Because I’m also a “Zentyal refugee” I must refer to another facility that not exist on NS: Server Certificate Manager.
Zentyal generate certificates for the main domain and also for every virtual domain that you create on the server (email domains in my case).
The certificate issued by NS is only for the main/initial Server name (hostname and domain) and works perfect.
But in case (my case) that you have other domains (email domains), the certificate is not valid (please see the images below).
"When Let’s Encrypt is enabled, the system will create and automatically renew:
- one certificate for server FQDN - all enabled server alias will be added as SAN (https://en.wikipedia.org/wiki/SubjectAltName) to the FQDN certificate - one certificate for each domain enabled inside the certificates database"
If YES, HOW?
What it means ***“inside the certificates database”***?
I read what you wrote there but there are two different things (or not?):
server alias(es)
each domain enabled inside the certificates database
I thought that is not about server alias(es) because the virtual domains are not aliases for main domain (are not in NS → DNS → Server alias), there are individual/different domains.

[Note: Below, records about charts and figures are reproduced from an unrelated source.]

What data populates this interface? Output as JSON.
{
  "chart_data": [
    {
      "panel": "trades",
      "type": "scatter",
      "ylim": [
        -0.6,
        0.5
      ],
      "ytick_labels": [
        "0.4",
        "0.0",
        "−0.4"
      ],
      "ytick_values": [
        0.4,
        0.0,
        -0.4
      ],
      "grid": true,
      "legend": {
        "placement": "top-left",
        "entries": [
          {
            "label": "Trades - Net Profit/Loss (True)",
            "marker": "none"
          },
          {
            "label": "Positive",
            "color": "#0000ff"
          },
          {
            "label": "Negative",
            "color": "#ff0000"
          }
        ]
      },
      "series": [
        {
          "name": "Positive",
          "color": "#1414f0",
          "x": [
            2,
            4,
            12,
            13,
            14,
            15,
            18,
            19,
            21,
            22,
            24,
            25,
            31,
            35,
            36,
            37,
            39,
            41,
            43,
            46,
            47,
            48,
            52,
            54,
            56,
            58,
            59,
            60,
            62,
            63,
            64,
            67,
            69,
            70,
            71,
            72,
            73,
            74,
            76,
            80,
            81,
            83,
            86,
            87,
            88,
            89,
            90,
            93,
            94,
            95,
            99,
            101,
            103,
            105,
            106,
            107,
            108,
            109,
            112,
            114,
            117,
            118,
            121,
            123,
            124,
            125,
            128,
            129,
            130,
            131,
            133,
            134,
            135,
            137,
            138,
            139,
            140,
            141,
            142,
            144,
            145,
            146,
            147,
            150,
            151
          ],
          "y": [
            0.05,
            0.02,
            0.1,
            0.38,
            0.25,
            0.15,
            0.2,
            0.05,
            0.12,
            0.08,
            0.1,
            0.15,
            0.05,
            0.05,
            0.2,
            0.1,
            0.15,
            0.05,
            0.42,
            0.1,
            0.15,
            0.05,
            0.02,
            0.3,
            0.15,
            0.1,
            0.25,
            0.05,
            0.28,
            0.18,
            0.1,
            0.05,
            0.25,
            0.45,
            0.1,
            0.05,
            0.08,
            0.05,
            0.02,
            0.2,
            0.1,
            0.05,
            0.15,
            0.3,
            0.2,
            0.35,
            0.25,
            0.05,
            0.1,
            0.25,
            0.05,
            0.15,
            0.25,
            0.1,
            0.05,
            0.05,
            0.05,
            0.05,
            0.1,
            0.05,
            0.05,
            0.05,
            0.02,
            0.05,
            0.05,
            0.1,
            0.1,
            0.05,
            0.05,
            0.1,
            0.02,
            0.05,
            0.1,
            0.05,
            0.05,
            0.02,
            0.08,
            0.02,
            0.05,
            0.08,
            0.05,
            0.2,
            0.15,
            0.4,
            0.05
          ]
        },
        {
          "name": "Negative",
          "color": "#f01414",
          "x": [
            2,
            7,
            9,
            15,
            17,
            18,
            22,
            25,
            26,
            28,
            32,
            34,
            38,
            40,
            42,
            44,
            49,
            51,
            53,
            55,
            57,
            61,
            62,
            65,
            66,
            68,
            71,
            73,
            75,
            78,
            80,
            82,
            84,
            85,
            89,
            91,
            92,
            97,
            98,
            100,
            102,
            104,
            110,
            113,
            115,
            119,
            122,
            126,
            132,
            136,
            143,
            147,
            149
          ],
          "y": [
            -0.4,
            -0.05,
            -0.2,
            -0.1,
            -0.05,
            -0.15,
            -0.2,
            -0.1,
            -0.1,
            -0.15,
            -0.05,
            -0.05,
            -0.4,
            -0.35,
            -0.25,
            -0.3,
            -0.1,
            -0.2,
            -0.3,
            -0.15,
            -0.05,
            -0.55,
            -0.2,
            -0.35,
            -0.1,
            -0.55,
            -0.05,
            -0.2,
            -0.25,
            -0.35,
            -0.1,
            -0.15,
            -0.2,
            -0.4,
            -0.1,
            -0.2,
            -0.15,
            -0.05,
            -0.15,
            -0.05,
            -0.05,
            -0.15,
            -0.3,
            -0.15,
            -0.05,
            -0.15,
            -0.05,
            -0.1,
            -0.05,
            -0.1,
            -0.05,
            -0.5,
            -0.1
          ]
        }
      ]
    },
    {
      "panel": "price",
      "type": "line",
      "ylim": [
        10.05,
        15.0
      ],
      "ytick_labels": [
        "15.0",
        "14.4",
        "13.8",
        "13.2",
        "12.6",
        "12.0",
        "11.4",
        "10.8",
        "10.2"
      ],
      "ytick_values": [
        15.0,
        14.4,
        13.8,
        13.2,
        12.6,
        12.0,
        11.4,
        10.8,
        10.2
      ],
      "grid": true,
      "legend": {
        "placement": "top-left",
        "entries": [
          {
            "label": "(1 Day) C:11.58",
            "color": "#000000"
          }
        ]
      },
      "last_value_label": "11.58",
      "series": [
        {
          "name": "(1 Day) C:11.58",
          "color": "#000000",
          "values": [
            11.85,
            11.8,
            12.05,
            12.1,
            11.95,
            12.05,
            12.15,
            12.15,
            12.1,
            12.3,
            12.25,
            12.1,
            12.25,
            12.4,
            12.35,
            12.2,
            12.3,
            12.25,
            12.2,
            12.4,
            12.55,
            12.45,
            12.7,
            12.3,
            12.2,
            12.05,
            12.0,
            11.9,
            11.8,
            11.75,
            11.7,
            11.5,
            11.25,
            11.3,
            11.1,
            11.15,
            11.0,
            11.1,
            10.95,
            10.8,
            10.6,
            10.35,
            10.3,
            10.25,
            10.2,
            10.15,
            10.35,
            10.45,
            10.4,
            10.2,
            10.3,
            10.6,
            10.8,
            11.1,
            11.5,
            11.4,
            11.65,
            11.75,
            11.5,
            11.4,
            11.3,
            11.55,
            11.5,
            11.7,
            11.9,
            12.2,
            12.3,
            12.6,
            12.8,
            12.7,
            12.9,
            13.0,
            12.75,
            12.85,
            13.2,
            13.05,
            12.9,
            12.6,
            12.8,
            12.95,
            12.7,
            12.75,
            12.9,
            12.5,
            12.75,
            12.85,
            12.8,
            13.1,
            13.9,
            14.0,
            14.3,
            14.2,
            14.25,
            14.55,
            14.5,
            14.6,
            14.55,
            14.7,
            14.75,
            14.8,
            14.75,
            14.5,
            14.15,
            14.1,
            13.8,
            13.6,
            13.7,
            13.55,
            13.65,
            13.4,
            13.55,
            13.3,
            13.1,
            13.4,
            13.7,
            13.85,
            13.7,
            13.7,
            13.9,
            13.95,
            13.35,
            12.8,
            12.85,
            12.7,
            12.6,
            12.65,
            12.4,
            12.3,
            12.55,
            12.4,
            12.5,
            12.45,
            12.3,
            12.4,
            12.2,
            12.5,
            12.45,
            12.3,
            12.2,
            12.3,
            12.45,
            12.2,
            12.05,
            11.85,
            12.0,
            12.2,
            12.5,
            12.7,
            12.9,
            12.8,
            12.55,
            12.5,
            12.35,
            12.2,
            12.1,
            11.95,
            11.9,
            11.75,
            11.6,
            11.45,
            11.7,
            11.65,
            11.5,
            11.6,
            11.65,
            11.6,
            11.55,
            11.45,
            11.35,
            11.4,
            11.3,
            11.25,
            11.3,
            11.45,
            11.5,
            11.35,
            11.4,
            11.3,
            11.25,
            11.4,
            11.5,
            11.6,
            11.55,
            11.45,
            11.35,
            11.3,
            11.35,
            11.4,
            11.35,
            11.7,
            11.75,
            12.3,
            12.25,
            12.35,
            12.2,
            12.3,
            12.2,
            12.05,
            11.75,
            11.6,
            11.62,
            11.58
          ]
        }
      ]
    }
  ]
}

Or is it really about it and I misunderstand?
In this case, all email domains created in NS → Email → Domains will be “seen” by Let’s Encrypt as “server aliases” as is write here: “The FQDN certificate can be extended to be valid also for extra domains configured as server alias. This feature is called SubjectAltName (SAN)” and all those domains are “enabled inside the certificates database”?
EDIT:
I must to add all email domains also in NS → DNS → Server alias as is write here: “Create a server alias inside the DNS page, then enable Let’s Encrypt on the newly created record.” ?
But this will be OK? Will be not generate errors?
Sorry for those questions but I try to learn and understand.
The server is “mail.emailhosting.abt.ro”. On this server, are hosted different email domains which are not aliases for “mail.emailhosting.abt.ro”.
All domains are registered on our external DNS server (ns1.abt.ro) as FQDNs.
I think this will be usefull also for web hosting (let’s say “www.webhosting.abt.ro” with many www domains).